In this way, the raw material inlet chute 2c
The cement raw material 4 immediately after being charged can be preheated well with high heat exchange efficiency.

The cement raw material preheating apparatus of the present invention is not limited to the above-described embodiment, and various modifications can be made without departing from the scope of the present invention.

[0025]

According to the cement raw material preheating apparatus of the present invention described above, the following various excellent effects can be obtained.

(I) Since the cement raw material that has dropped from the raw material dropping chute can be evenly diffused and introduced into the connecting duct, the cement raw material can be remarkably excellent against the flow of the high temperature gas rising in the connecting duct. Can be put on,
Thereby, the heat exchange efficiency between the high temperature gas and the cement raw material can be significantly improved, and the cement raw material can be preheated well.
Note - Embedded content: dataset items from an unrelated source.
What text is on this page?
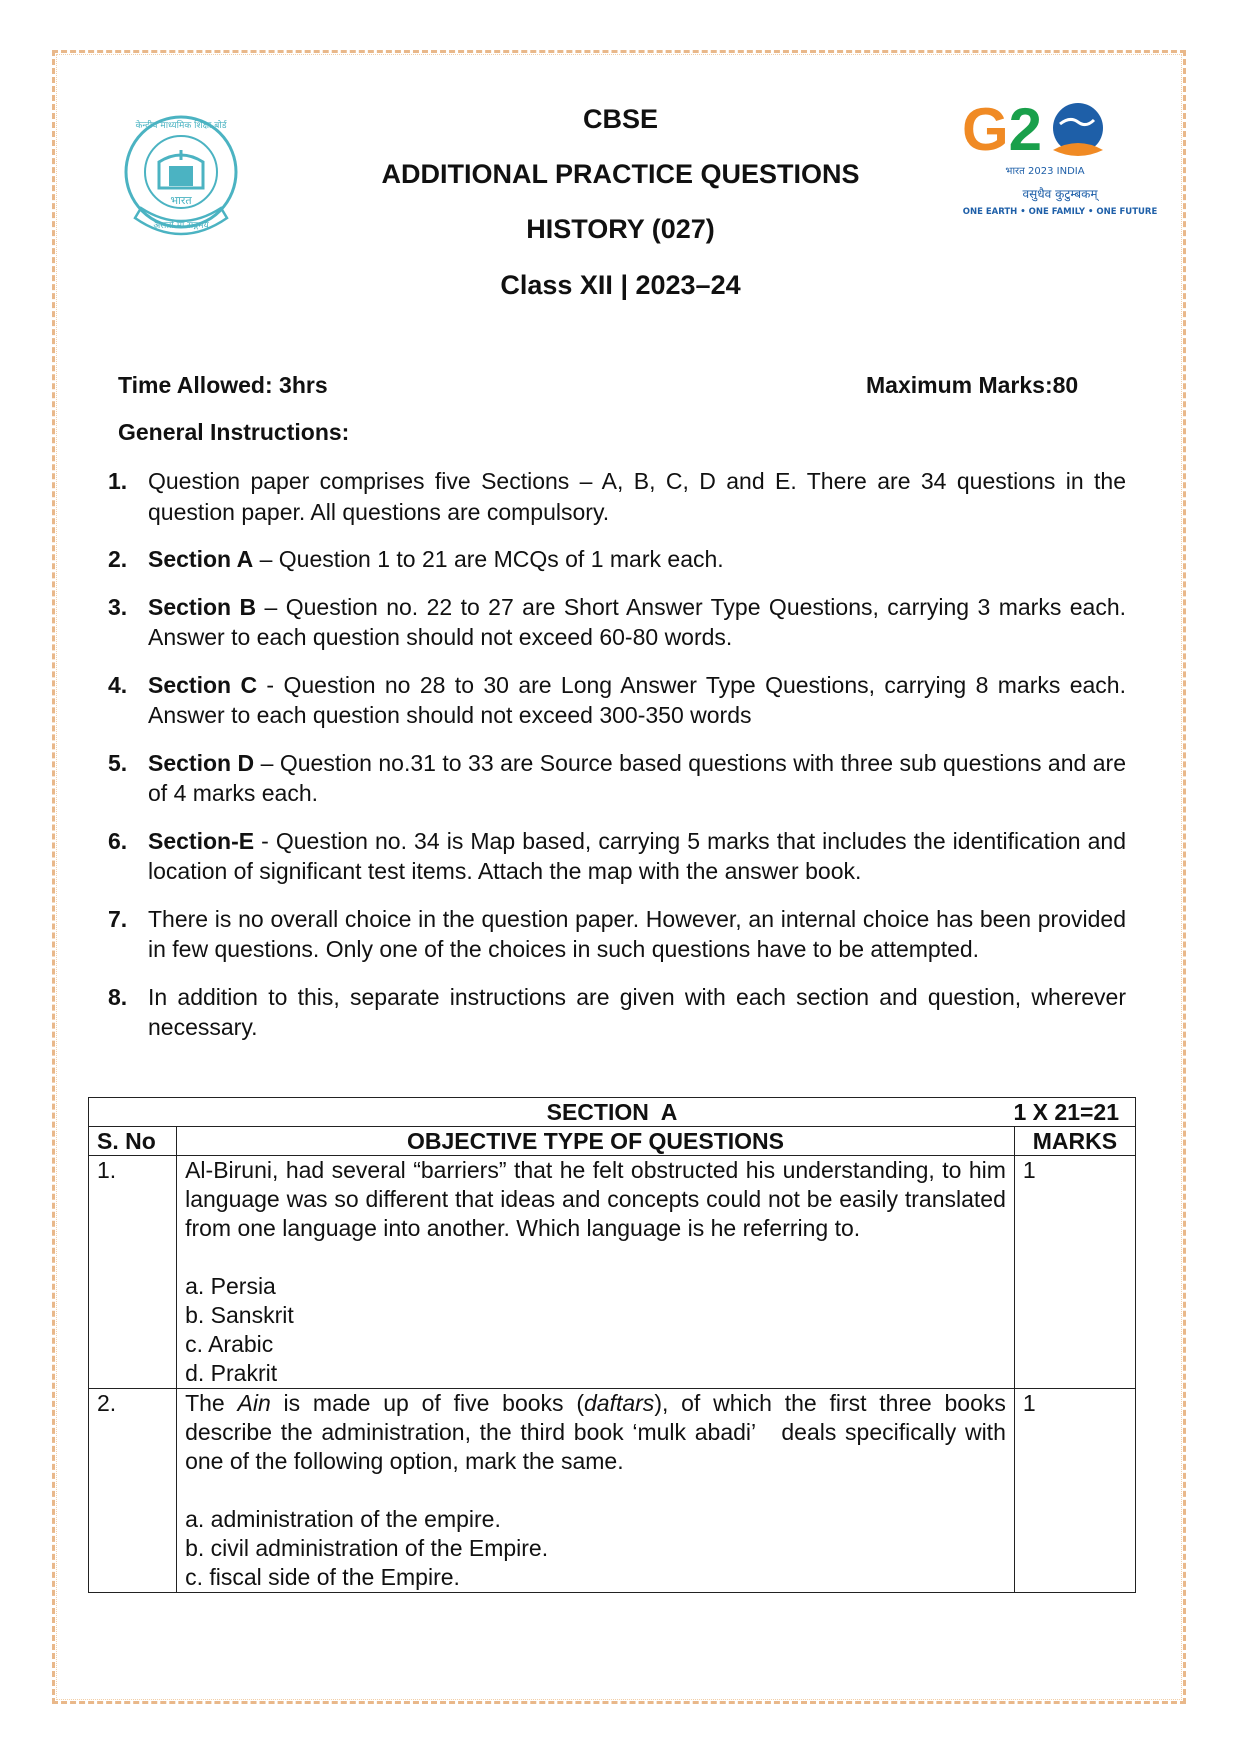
भारत
असतो मा सद्गमय
केन्द्रीय माध्यमिक शिक्षा बोर्ड	G2
भारत 2023 INDIA
वसुधैव कुटुम्बकम्
ONE EARTH • ONE FAMILY • ONE FUTURE
CBSE
ADDITIONAL PRACTICE QUESTIONS
HISTORY (027)
Class XII | 2023–24
Time Allowed: 3hrs	Maximum Marks:80
General Instructions:
1. Question paper comprises five Sections – A, B, C, D and E. There are 34 questions in the question paper. All questions are compulsory.
2. Section A – Question 1 to 21 are MCQs of 1 mark each.
3. Section B – Question no. 22 to 27 are Short Answer Type Questions, carrying 3 marks each. Answer to each question should not exceed 60-80 words.
4. Section C - Question no 28 to 30 are Long Answer Type Questions, carrying 8 marks each. Answer to each question should not exceed 300-350 words
5. Section D – Question no.31 to 33 are Source based questions with three sub questions and are of 4 marks each.
6. Section-E - Question no. 34 is Map based, carrying 5 marks that includes the identification and location of significant test items. Attach the map with the answer book.
7. There is no overall choice in the question paper. However, an internal choice has been provided in few questions. Only one of the choices in such questions have to be attempted.
8. In addition to this, separate instructions are given with each section and question, wherever necessary.
SECTION  A 1 X 21=21		

S. No	OBJECTIVE TYPE OF QUESTIONS	MARKS
1.	Al-Biruni, had several “barriers” that he felt obstructed his understanding, to him language was so different that ideas and concepts could not be easily translated from one language into another. Which language is he referring to.
a. Persia
b. Sanskrit
c. Arabic
d. Prakrit	1
2.	The Ain is made up of five books (daftars), of which the first three books describe the administration, the third book ‘mulk abadi’   deals specifically with one of the following option, mark the same.
a. administration of the empire.
b. civil administration of the Empire.
c. fiscal side of the Empire.	1
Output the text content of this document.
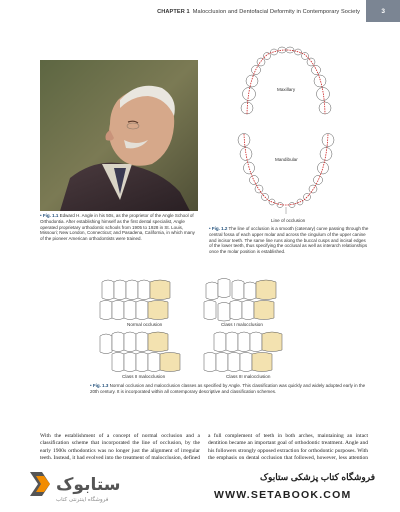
CHAPTER 1 Malocclusion and Dentofacial Deformity in Contemporary Society	3
• Fig. 1.1 Edward H. Angle in his 50s, as the proprietor of the Angle School of Orthodontia. After establishing himself as the first dental specialist, Angle operated proprietary orthodontic schools from 1905 to 1928 in St. Louis, Missouri; New London, Connecticut; and Pasadena, California, in which many of the pioneer American orthodontists were trained.
Maxillary
Mandibular
Line of occlusion
• Fig. 1.2 The line of occlusion is a smooth (catenary) curve passing through the central fossa of each upper molar and across the cingulum of the upper canine and incisor teeth. The same line runs along the buccal cusps and incisal edges of the lower teeth, thus specifying the occlusal as well as interarch relationships once the molar position is established.
Normal occlusion	Class I malocclusion
Class II malocclusion	Class III malocclusion
• Fig. 1.3 Normal occlusion and malocclusion classes as specified by Angle. This classification was quickly and widely adopted early in the 20th century. It is incorporated within all contemporary descriptive and classification schemes.
With the establishment of a concept of normal occlusion and a classification scheme that incorporated the line of occlusion, by the early 1900s orthodontics was no longer just the alignment of irregular teeth. Instead, it had evolved into the treatment of malocclusion, defined
a full complement of teeth in both arches, maintaining an intact dentition became an important goal of orthodontic treatment. Angle and his followers strongly opposed extraction for orthodontic purposes. With the emphasis on dental occlusion that followed, however, less attention
ستابوک
فروشگاه اینترنتی کتاب
فروشگاه کتاب پزشکی ستابوک
WWW.SETABOOK.COM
(II) If the cement raw material can be placed on the flow of the high temperature gas rising in the connecting duct extremely well, the flow velocity of the high temperature gas rising in the connecting duct can be made lower than in the prior art, so The power of the wind blower can be greatly reduced as compared with the conventional one, and thus the pressure loss of the entire cement raw material preheating device can be greatly reduced.

(III) If a diffusion disk for receiving the cement raw material that has fallen from the raw material inlet chute is also arranged at the connecting portion between the vertical portion of the uppermost connecting duct and the raw material inlet chute so that it can rotate substantially horizontally. Also, the cement raw material immediately after being charged from the raw material inlet chute can be preheated favorably with high heat exchange efficiency.

[Brief description of drawings]

FIG. 1 is a sectional view showing an example of an embodiment for carrying out the present invention.

FIG. 2 is a schematic diagram showing an example of a general cement manufacturing facility.

FIG. 3 is a partial detailed view of the cement raw material preheating device of FIG.

FIG. 4 is a view in the direction of arrows IV-IV in FIG. 3 showing a conventional example.

[Explanation of symbols]

 DESCRIPTION OF SYMBOLS 1 Exhaust fan 2 Cyclone 2a Connection duct 2b Raw material dropping chute 2c Raw material inlet chute 3 Cement raw material preheating device 4 Cement raw material 5 Calcination furnace 9x high temperature gas 16 Cement baking furnace 20 Connection part 20 'connection part 23 Diffusion disk

Claims (2)

[Claims] 1. A plurality of cyclones arranged in a zigzag pattern in the vertical direction, and a connection that is connected to the side of the upper cyclone by rising upward from the center of the top of the lower cyclone and bending laterally in the middle. The duct, the material dropping chute that extends downward from the lower end of the upper cyclone and is connected to the vertical part of the lower connecting duct, the exhaust fan that is connected to the top center of the uppermost cyclone, and the uppermost cyclone. A cement raw material preheating device having a raw material inlet chute connected to the vertical portion of the connecting duct and configured to preheat the cement raw material by the high temperature gas introduced from the cement burning furnace for burning the cement raw material through the calcination furnace. In the connecting portion between the vertical portion of the connecting duct and the raw material dropping chute, a diffusion disk for receiving the cement raw material dropped from the raw material dropping chute is provided. A cement raw material preheating device, which is arranged so that it can rotate substantially horizontally. 2. The diffusion disc for receiving the cement raw material dropped from the raw material inlet chute is also arranged at the connecting portion between the vertical portion of the uppermost connecting duct and the raw material inlet chute so that it can be rotated substantially horizontally. The cement raw material preheating device according to claim 1, which is characterized in that.